北海道のIR(統合型リゾート)誘致を巡って東京地検特捜部が17日、道庁に捜索に入ったもようだ。道内での先週の民間企業などに続く2回目で、IR関連資料を調べるものとみられる。IRを巡っては鈴木直道知事が断念表明をしたばかり。その背景には“事件”化しかねないキナ臭い動きがあった可能性がある。(写真は、道庁本庁舎)
鈴木知事は、11月29日の道議会でIRの道内誘致について2021年7月までの国への認定申請を見送る方針を表明した。道民の理解が十分に進んでいないことや、IR候補地の苫小牧市植苗地区は希少生物が生存する自然豊かな地域で生態調査などを行うには、認定申請に間に合わないという判断からだった。
しかし、この時点で鈴木知事の元には官邸筋から今回の特捜の動きが伝わっていた可能性が高い。苫小牧を候補地にする方向で進めていく過程で仮に事件化すれば、北海道にIR誘致の可能性がゼロになってしまう。今回、認定申請を断念すれば7~8年後とされる次回には認定申請の機会は巡ってくる。唐突とみられた鈴木知事のIR断念の裏には、こうした司法の動きと無関係ということではなさそうだ。

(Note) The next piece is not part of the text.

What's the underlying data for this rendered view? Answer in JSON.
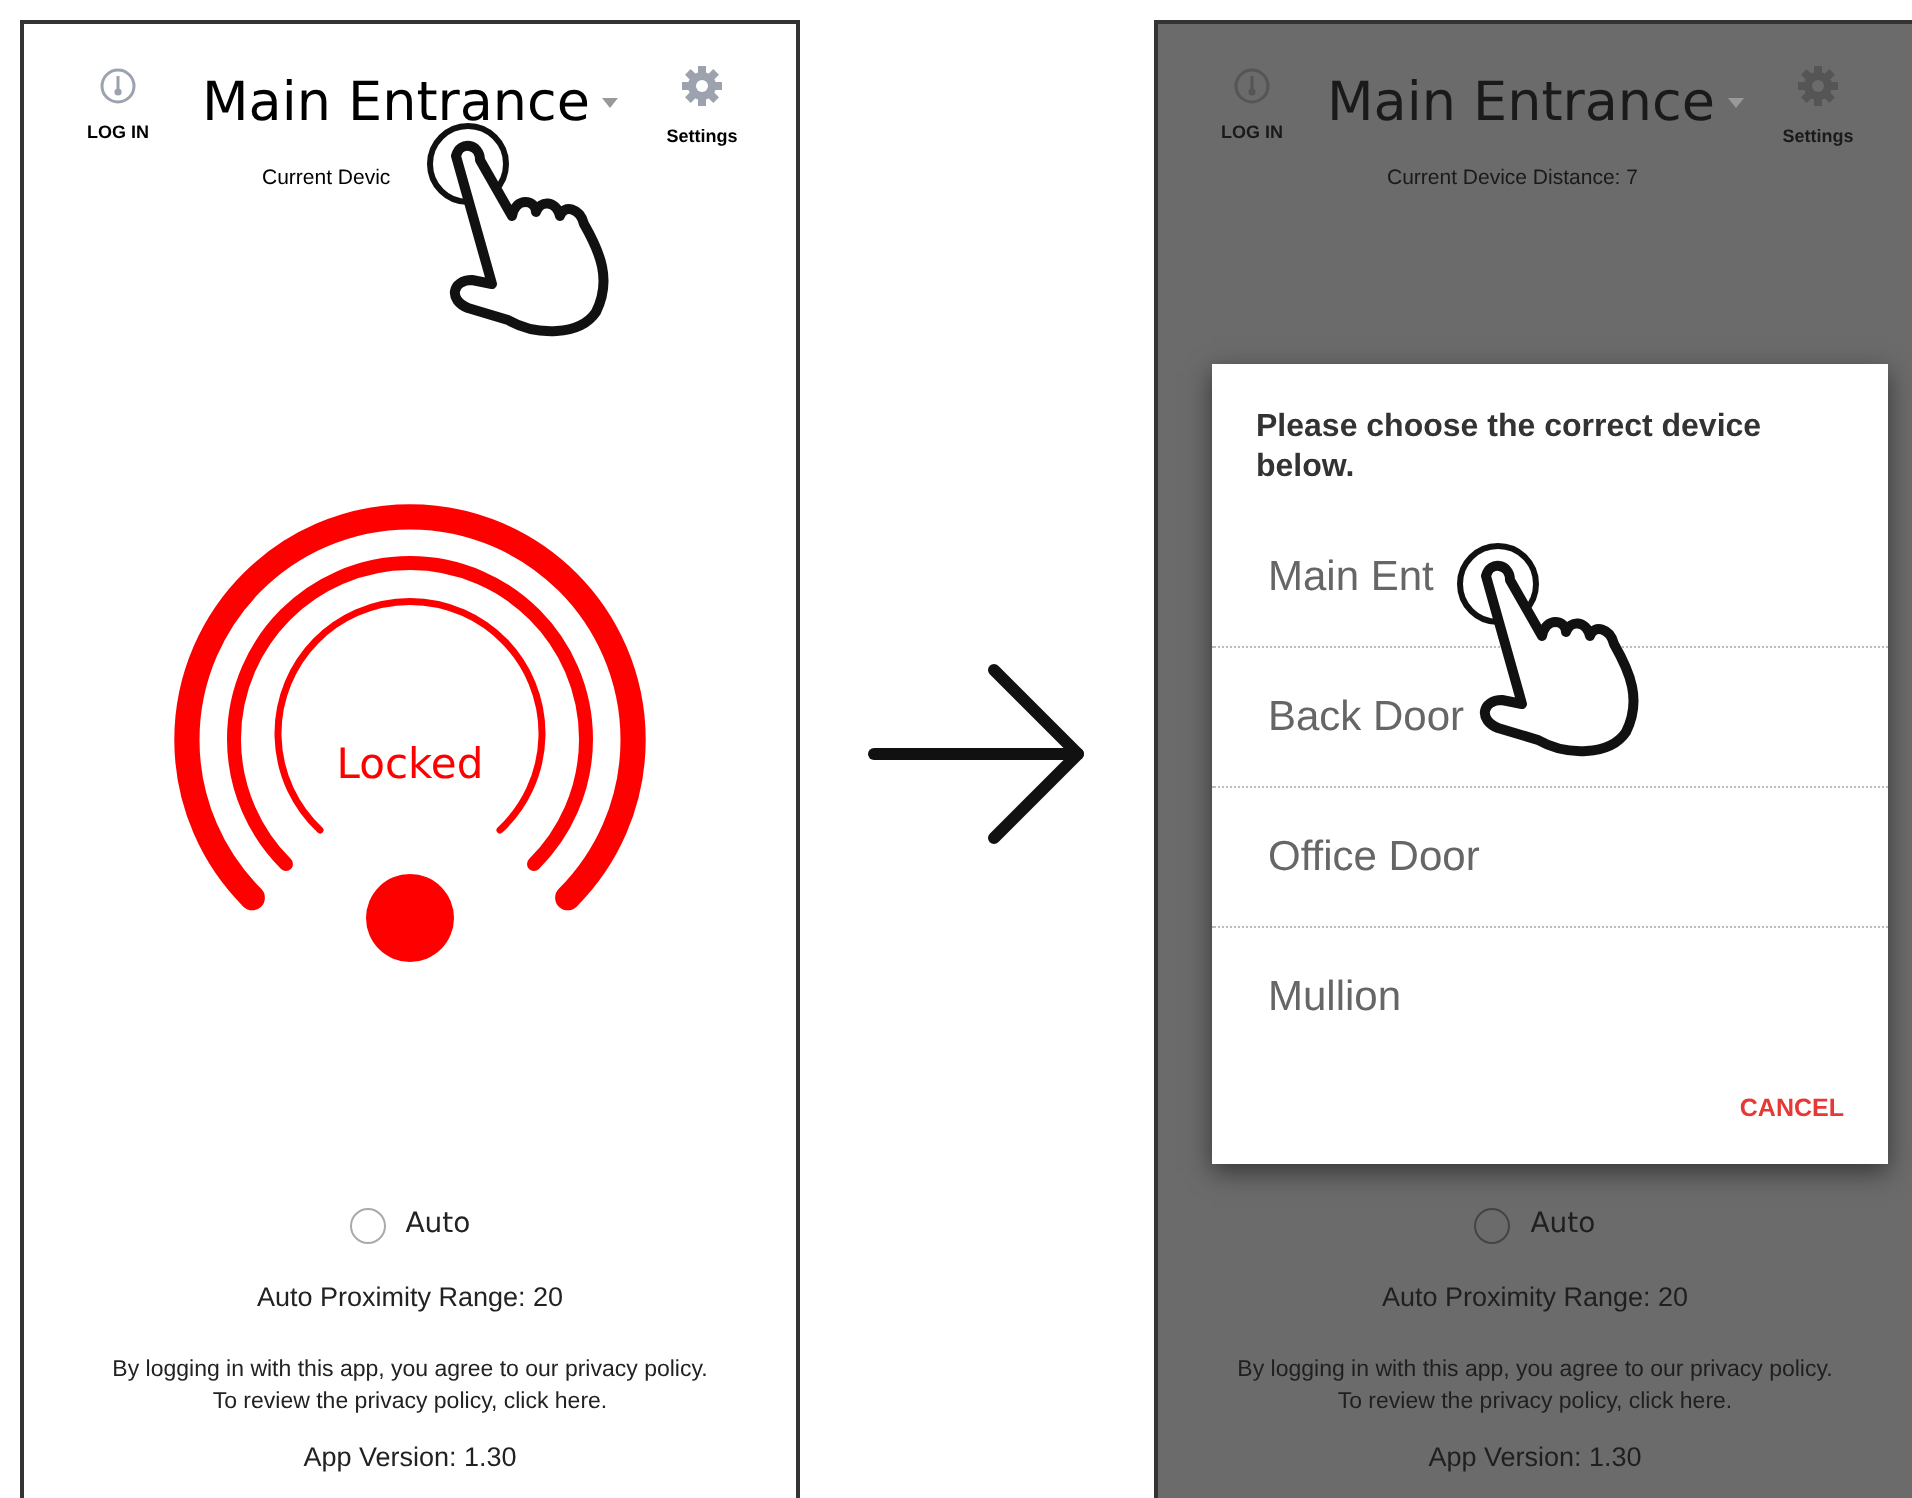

道庁へ捜索の前に、東京地検特捜部は自民党衆議の元秘書宅に外為法違反容疑で捜索した経緯がある。中国系企業から不透明な資金に流入があったようで、その資金が道内に流れ込んできたのかどうかの資料集めとみられる。ただ、外為違反容疑は数百万円程度とされ事件化するには少額。これは捜査の入り口ではないかという見方もある。